Further, because I have not found material error, it would be appropriate to apply a degree of appellate restraint to the challenge to the ultimate findings given that those findings were made with the advantage of seeing and hearing the witnesses give evidence. But even without applying appellate restraint, I would reach the same result.
None of this is to say that there may not be significant reasons to be sympathetic towards the appellant’s position, nor is it to discount the matters that may appropriately be raised by her in relation to the orders that might be appropriate following upon the findings that have been made.
Ethical obligations are uncompromising, but life is complicated. Nothing could be clearer than that the connection formed between the appellant and CA was powerful and mutually felt. That connection has, it seems, been enduring.
It is not alleged, and it would not appear to be the case, that CA was in fact particularly vulnerable to any conduct by the appellant in displaying interest in him. Plainly, the appellant did not consciously exploit her position or any power imbalance that existed.
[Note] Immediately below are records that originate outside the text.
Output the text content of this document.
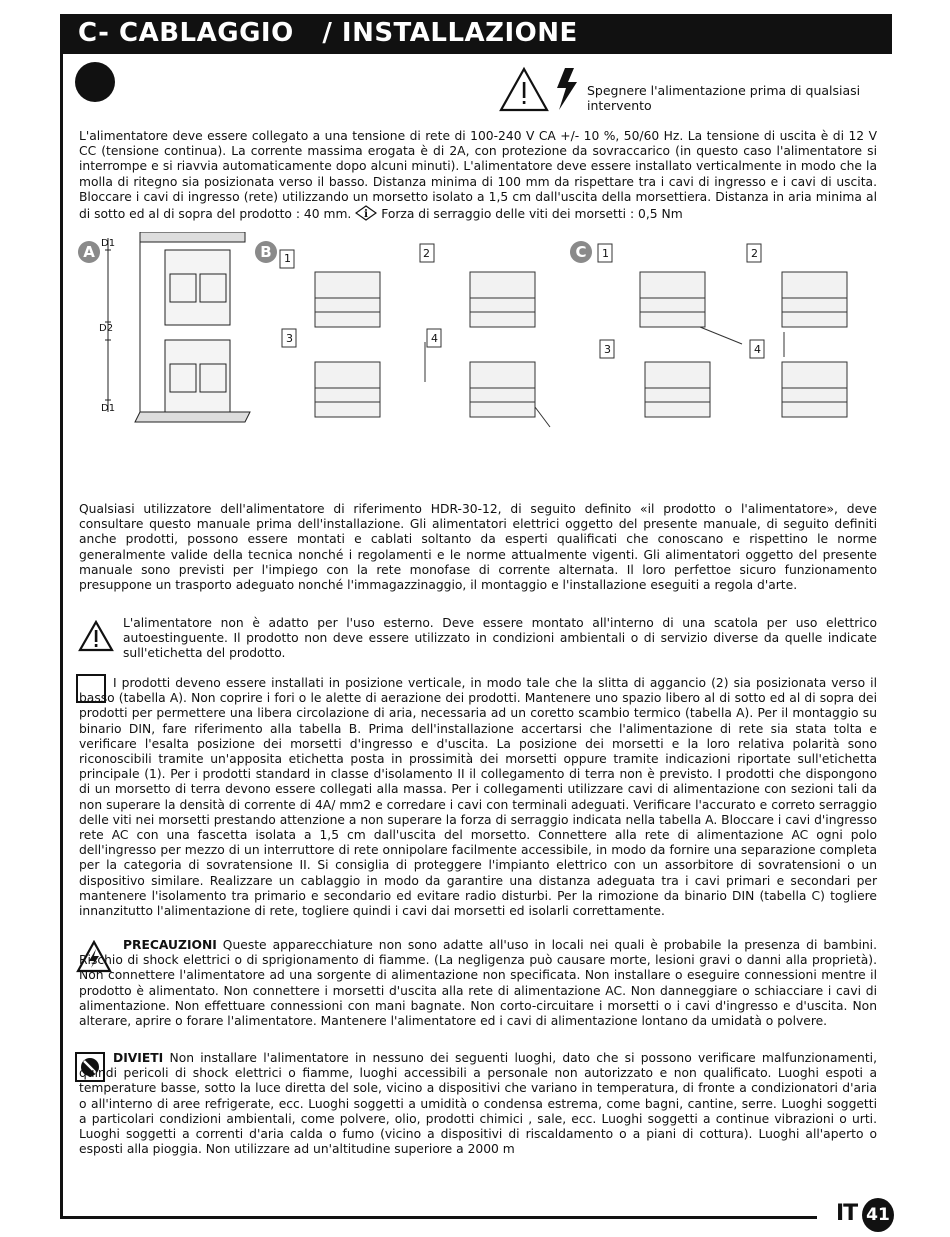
C- CABLAGGIO   / INSTALLAZIONE
Spegnere l'alimentazione prima di qualsiasi intervento
L'alimentatore deve essere collegato a una tensione di rete di 100-240 V CA +/- 10 %, 50/60 Hz. La tensione di uscita è di 12 V CC (tensione continua). La corrente massima erogata è di 2A, con protezione da sovraccarico (in questo caso l'alimentatore si interrompe e si riavvia automaticamente dopo alcuni minuti). L'alimentatore deve essere installato verticalmente in modo che la molla di ritegno sia posizionata verso il basso. Distanza minima di 100 mm da rispettare tra i cavi di ingresso e i cavi di uscita. Bloccare i cavi di ingresso (rete) utilizzando un morsetto isolato a 1,5 cm dall'uscita della morsettiera. Distanza in aria minima al di sotto ed al di sopra del prodotto : 40 mm. i Forza di serraggio delle viti dei morsetti : 0,5 Nm
A	B	C
D1
D2
D1
1	2
3	4
1	2
3	4
Qualsiasi utilizzatore dell'alimentatore di riferimento HDR-30-12, di seguito definito «il prodotto o l'alimentatore», deve consultare questo manuale prima dell'installazione. Gli alimentatori elettrici oggetto del presente manuale, di seguito definiti anche prodotti, possono essere montati e cablati soltanto da esperti qualificati che conoscano e rispettino le norme generalmente valide della tecnica nonché i regolamenti e le norme attualmente vigenti. Gli alimentatori oggetto del presente manuale sono previsti per l'impiego con la rete monofase di corrente alternata. Il loro perfettoe sicuro funzionamento presuppone un trasporto adeguato nonché l'immagazzinaggio, il montaggio e l'installazione eseguiti a regola d'arte.
L'alimentatore non è adatto per l'uso esterno. Deve essere montato all'interno di una scatola per uso elettrico autoestinguente. Il prodotto non deve essere utilizzato in condizioni ambientali o di servizio diverse da quelle indicate sull'etichetta del prodotto.
I prodotti deveno essere installati in posizione verticale, in modo tale che la slitta di aggancio (2) sia posizionata verso il basso (tabella A). Non coprire i fori o le alette di aerazione dei prodotti. Mantenere uno spazio libero al di sotto ed al di sopra dei prodotti per permettere una libera circolazione di aria, necessaria ad un coretto scambio termico (tabella A). Per il montaggio su binario DIN, fare riferimento alla tabella B. Prima dell'installazione accertarsi che l'alimentazione di rete sia stata tolta e verificare l'esalta posizione dei morsetti d'ingresso e d'uscita. La posizione dei morsetti e la loro relativa polarità sono riconoscibili tramite un'apposita etichetta posta in prossimità dei morsetti oppure tramite indicazioni riportate sull'etichetta principale (1). Per i prodotti standard in classe d'isolamento II il collegamento di terra non è previsto. I prodotti che dispongono di un morsetto di terra devono essere collegati alla massa. Per i collegamenti utilizzare cavi di alimentazione con sezioni tali da non superare la densità di corrente di 4A/ mm2 e corredare i cavi con terminali adeguati. Verificare l'accurato e correto serraggio delle viti nei morsetti prestando attenzione a non superare la forza di serraggio indicata nella tabella A. Bloccare i cavi d'ingresso rete AC con una fascetta isolata a 1,5 cm dall'uscita del morsetto. Connettere alla rete di alimentazione AC ogni polo dell'ingresso per mezzo di un interruttore di rete onnipolare facilmente accessibile, in modo da fornire una separazione completa per la categoria di sovratensione II. Si consiglia di proteggere l'impianto elettrico con un assorbitore di sovratensioni o un dispositivo similare. Realizzare un cablaggio in modo da garantire una distanza adeguata tra i cavi primari e secondari per mantenere l'isolamento tra primario e secondario ed evitare radio disturbi. Per la rimozione da binario DIN (tabella C) togliere innanzitutto l'alimentazione di rete, togliere quindi i cavi dai morsetti ed isolarli correttamente.
PRECAUZIONI Queste apparecchiature non sono adatte all'uso in locali nei quali è probabile la presenza di bambini. Rischio di shock elettrici o di sprigionamento di fiamme. (La negligenza può causare morte, lesioni gravi o danni alla proprietà). Non connettere l'alimentatore ad una sorgente di alimentazione non specificata. Non installare o eseguire connessioni mentre il prodotto è alimentato. Non connettere i morsetti d'uscita alla rete di alimentazione AC. Non danneggiare o schiacciare i cavi di alimentazione. Non effettuare connessioni con mani bagnate. Non corto-circuitare i morsetti o i cavi d'ingresso e d'uscita. Non alterare, aprire o forare l'alimentatore. Mantenere l'alimentatore ed i cavi di alimentazione lontano da umidatà o polvere.
DIVIETI Non installare l'alimentatore in nessuno dei seguenti luoghi, dato che si possono verificare malfunzionamenti, quindi pericoli di shock elettrici o fiamme, luoghi accessibili a personale non autorizzato e non qualificato. Luoghi espoti a temperature basse, sotto la luce diretta del sole, vicino a dispositivi che variano in temperatura, di fronte a condizionatori d'aria o all'interno di aree refrigerate, ecc. Luoghi soggetti a umidità o condensa estrema, come bagni, cantine, serre. Luoghi soggetti a particolari condizioni ambientali, come polvere, olio, prodotti chimici , sale, ecc. Luoghi soggetti a continue vibrazioni o urti. Luoghi soggetti a correnti d'aria calda o fumo (vicino a dispositivi di riscaldamento o a piani di cottura). Luoghi all'aperto o esposti alla pioggia. Non utilizzare ad un'altitudine superiore a 2000 m
IT 41
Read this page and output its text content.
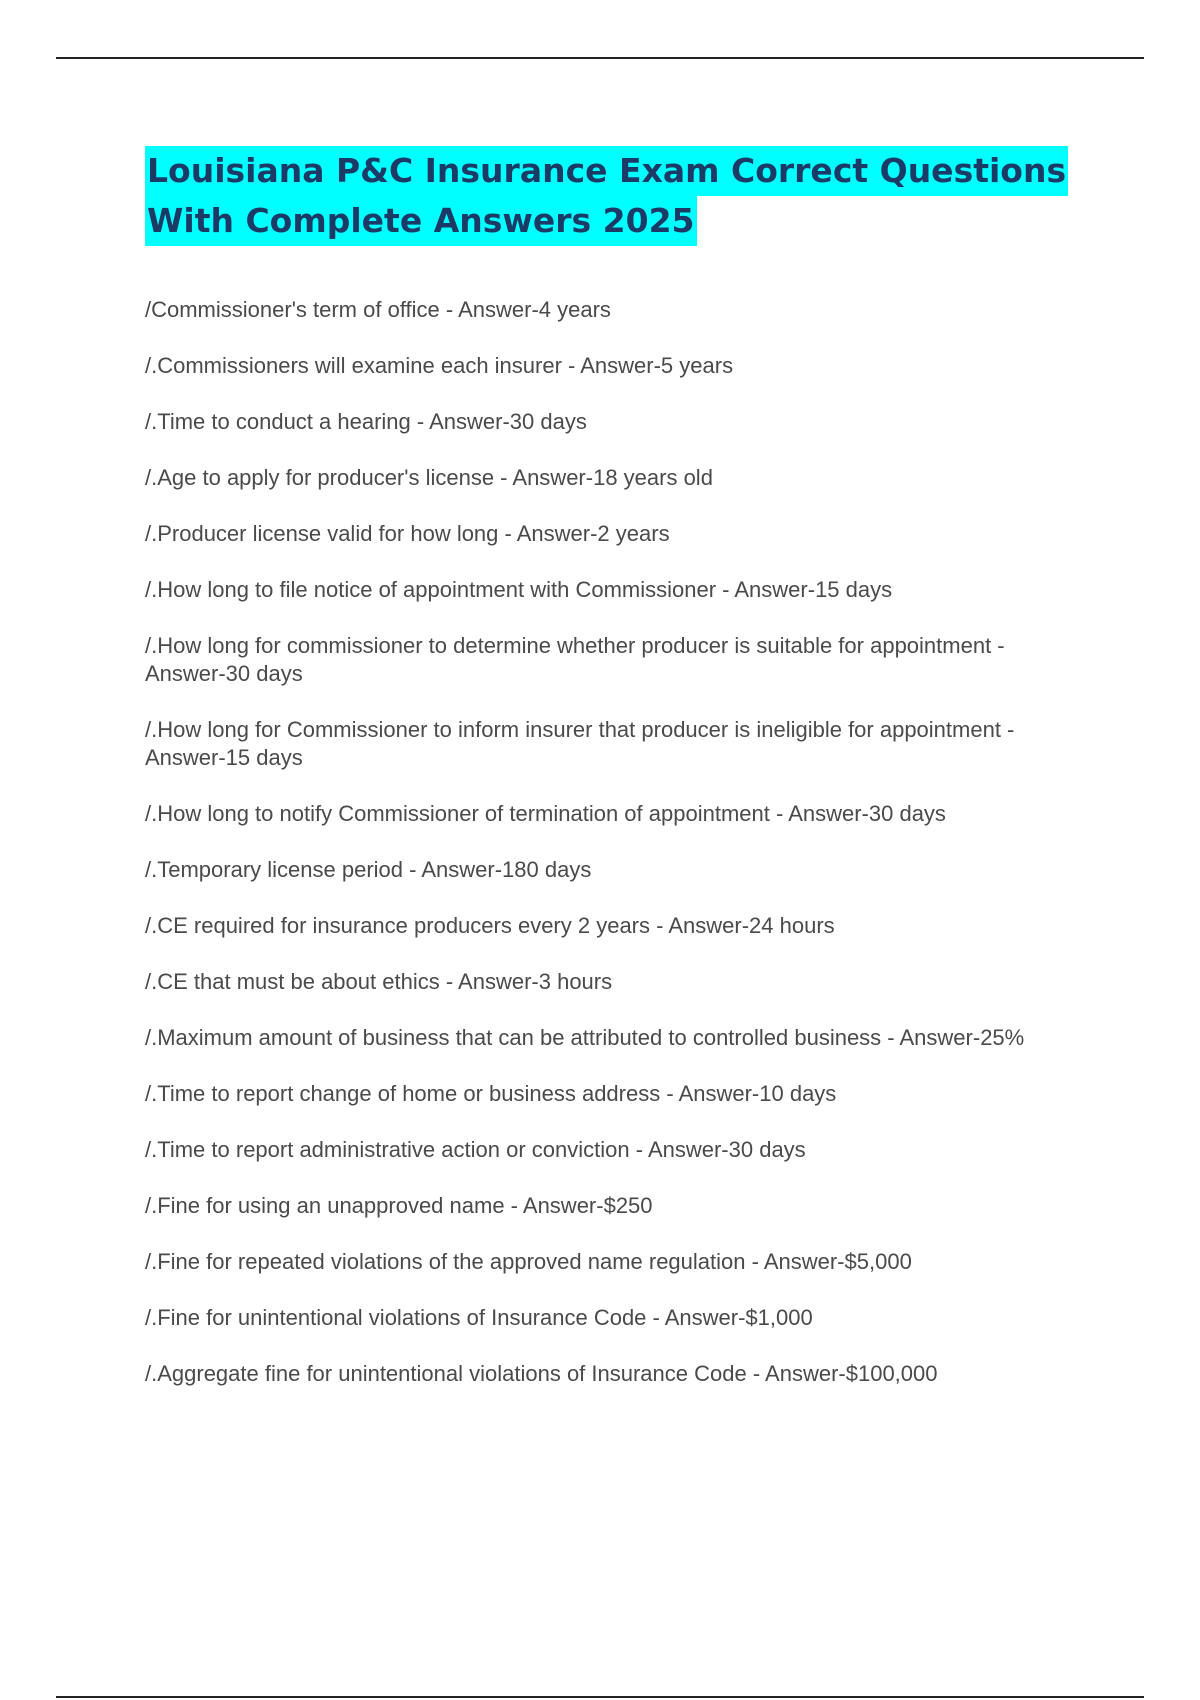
Louisiana P&C Insurance Exam Correct Questions
With Complete Answers 2025
/Commissioner's term of office - Answer-4 years
/.Commissioners will examine each insurer - Answer-5 years
/.Time to conduct a hearing - Answer-30 days
/.Age to apply for producer's license - Answer-18 years old
/.Producer license valid for how long - Answer-2 years
/.How long to file notice of appointment with Commissioner - Answer-15 days
/.How long for commissioner to determine whether producer is suitable for appointment - Answer-30 days
/.How long for Commissioner to inform insurer that producer is ineligible for appointment - Answer-15 days
/.How long to notify Commissioner of termination of appointment - Answer-30 days
/.Temporary license period - Answer-180 days
/.CE required for insurance producers every 2 years - Answer-24 hours
/.CE that must be about ethics - Answer-3 hours
/.Maximum amount of business that can be attributed to controlled business - Answer-25%
/.Time to report change of home or business address - Answer-10 days
/.Time to report administrative action or conviction - Answer-30 days
/.Fine for using an unapproved name - Answer-$250
/.Fine for repeated violations of the approved name regulation - Answer-$5,000
/.Fine for unintentional violations of Insurance Code - Answer-$1,000
/.Aggregate fine for unintentional violations of Insurance Code - Answer-$100,000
To the extent that reference was made on appeal to issues of ‘causality’ in relation to the timing of the end of CA’s relationship, I would indicate that I see no basis for such findings. Those observations are not intended to condone the ethical transgression; but rather to contextualise them and the findings of misconduct in connection with the inaccuracies in her self-reporting and the first interview.
Notwithstanding the conclusions I have reached on the grounds of appeal, the fact remains that the appellant did, ultimately, self-notify and has embarked in a conscientious way on a process of mentoring and self-reflection.[276] Although some issues were contested before the Tribunal, the appellant made significant concessions. The ethical transgressions the subject of the notification would appear to have been an aberration in an otherwise promising and worthwhile career. These will be matters for the Tribunal to consider in the context of the principles informing the imposition of appropriate sanctions under the National Law.
[276] See, eg, Reflections by Dr Angelakis July 2021 to March 2022 [SAB 2490-2577].
I consider that the appeal must be dismissed. I will hear the parties as to costs.